“Ohio Candidate Debates: May Corporations Fund the Major Parties?”

The Ohio State Law Journal Online is publishing a short piece by Professor Mark Brown.  The abstract is below:

“During the gubernatorial election in 2018, Ohio’s Democratic (Cordray) and Republican (DeWine) candidates squared off in a series of televised debates in Dayton, Marietta and Cleveland. Staged by three non-profit corporations (including two colleges) the debates were a culmination of behind-the-scenes discussions between the DeWine and Cordray campaigns. No other candidates were invited or allowed to participate. No criteria other than their party affiliations were employed to select the participants. The Libertarian (Irvine) and Green (Gadell-Newton) candidates were ignored. 
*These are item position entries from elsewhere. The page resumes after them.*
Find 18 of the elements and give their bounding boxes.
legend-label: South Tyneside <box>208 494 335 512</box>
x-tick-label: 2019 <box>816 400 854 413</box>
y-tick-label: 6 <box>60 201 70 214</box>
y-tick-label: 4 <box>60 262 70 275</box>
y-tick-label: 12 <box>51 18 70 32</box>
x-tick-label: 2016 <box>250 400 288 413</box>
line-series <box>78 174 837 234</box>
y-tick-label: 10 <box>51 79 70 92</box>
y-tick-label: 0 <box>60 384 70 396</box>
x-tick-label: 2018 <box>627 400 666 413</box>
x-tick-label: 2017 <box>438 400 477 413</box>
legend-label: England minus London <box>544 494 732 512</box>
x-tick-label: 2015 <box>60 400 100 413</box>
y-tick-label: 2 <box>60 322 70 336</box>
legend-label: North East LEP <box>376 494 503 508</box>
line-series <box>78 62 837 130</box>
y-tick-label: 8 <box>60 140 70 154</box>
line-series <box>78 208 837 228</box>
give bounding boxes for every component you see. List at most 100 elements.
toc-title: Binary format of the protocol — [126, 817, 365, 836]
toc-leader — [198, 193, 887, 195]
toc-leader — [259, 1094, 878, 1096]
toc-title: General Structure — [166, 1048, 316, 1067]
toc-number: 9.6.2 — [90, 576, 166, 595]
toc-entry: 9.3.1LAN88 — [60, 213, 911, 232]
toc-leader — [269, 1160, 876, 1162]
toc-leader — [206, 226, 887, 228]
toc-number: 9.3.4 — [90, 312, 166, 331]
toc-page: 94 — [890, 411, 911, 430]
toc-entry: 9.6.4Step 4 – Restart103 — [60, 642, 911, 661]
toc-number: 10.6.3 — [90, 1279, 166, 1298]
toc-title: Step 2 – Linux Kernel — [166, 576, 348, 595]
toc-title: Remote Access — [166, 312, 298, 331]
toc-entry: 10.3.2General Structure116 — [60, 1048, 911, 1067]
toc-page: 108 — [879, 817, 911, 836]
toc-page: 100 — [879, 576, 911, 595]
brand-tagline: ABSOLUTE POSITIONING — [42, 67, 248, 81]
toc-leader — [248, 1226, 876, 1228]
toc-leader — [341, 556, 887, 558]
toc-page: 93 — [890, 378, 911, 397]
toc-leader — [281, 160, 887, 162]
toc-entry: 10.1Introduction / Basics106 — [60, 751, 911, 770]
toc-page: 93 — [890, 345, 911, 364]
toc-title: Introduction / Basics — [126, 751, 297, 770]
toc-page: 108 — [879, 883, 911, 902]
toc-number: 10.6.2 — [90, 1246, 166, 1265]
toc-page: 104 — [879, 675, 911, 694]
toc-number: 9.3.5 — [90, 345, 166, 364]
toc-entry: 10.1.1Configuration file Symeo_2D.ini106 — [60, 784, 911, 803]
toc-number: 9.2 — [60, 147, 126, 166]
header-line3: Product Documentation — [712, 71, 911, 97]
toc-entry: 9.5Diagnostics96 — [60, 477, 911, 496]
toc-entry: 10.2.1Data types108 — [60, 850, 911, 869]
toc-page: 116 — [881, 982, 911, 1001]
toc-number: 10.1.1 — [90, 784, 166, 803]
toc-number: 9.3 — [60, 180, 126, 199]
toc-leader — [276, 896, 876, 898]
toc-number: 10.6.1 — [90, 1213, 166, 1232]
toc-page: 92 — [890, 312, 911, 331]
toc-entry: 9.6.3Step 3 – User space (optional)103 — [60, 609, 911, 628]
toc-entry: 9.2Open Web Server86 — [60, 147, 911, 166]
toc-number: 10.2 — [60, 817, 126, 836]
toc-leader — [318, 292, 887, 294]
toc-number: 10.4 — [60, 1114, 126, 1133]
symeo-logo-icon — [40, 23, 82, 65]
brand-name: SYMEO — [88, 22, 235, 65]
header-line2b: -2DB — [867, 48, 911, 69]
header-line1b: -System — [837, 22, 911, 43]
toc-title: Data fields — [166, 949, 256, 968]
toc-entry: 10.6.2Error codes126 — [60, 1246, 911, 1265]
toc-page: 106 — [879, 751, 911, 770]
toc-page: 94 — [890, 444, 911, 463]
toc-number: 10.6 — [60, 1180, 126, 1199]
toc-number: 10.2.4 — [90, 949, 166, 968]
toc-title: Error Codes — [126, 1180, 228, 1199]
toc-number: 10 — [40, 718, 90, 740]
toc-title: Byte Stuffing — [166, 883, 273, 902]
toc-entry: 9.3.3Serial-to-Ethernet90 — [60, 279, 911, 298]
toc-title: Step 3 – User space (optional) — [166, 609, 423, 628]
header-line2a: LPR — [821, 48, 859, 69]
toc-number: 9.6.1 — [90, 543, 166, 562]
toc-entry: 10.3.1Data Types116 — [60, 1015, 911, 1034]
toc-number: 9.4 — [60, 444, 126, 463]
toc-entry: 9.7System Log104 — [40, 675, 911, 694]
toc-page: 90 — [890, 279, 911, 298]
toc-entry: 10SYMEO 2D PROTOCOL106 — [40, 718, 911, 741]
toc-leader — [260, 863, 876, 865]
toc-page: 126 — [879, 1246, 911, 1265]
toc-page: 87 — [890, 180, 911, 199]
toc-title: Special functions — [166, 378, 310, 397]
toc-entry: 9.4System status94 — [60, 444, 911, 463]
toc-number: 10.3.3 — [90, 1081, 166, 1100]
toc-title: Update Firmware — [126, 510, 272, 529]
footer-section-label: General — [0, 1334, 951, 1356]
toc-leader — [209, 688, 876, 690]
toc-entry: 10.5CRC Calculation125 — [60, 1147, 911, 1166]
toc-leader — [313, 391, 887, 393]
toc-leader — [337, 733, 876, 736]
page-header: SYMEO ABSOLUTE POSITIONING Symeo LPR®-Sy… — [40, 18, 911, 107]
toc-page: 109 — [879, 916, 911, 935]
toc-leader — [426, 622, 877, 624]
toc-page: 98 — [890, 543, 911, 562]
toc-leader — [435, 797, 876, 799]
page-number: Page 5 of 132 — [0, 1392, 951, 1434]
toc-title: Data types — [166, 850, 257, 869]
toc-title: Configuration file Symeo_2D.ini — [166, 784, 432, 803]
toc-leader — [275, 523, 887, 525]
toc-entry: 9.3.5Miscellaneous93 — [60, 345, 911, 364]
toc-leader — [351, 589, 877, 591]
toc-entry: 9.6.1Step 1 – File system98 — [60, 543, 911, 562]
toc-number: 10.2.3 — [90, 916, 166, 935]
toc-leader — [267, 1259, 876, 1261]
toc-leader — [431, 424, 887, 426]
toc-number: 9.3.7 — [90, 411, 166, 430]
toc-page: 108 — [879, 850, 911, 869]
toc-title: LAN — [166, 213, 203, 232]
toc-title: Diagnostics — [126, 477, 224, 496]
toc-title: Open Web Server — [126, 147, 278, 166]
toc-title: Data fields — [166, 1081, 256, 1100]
Were Cordray and DeWine squaring off in a federal election, the three debates they arranged would have plainly violated federal election law. The Federal Election Campaign Act (FECA) and accompanying Federal Election Commission (FEC) regulations are clear. Debates between candidates for federal office cannot be constructed as exclusive Democrat-versus-Republican showdowns. Minor and independent candidates must be provided an opportunity to compete.

As explained below, corporate debate staging in Ohio can also, like under the federal model on which Ohio law is based, constitute an illegal campaign contribution, complete with criminal penalties. At bare minimum, corporate debate staging under Ohio law, like under the federal model, must (according to Ohio’s statutes) forego simply favoring the two major parties. Staging debates between only Democrats and Republicans, to the exclusion of all others, is just as illegal under Ohio law as it is under the FECA.”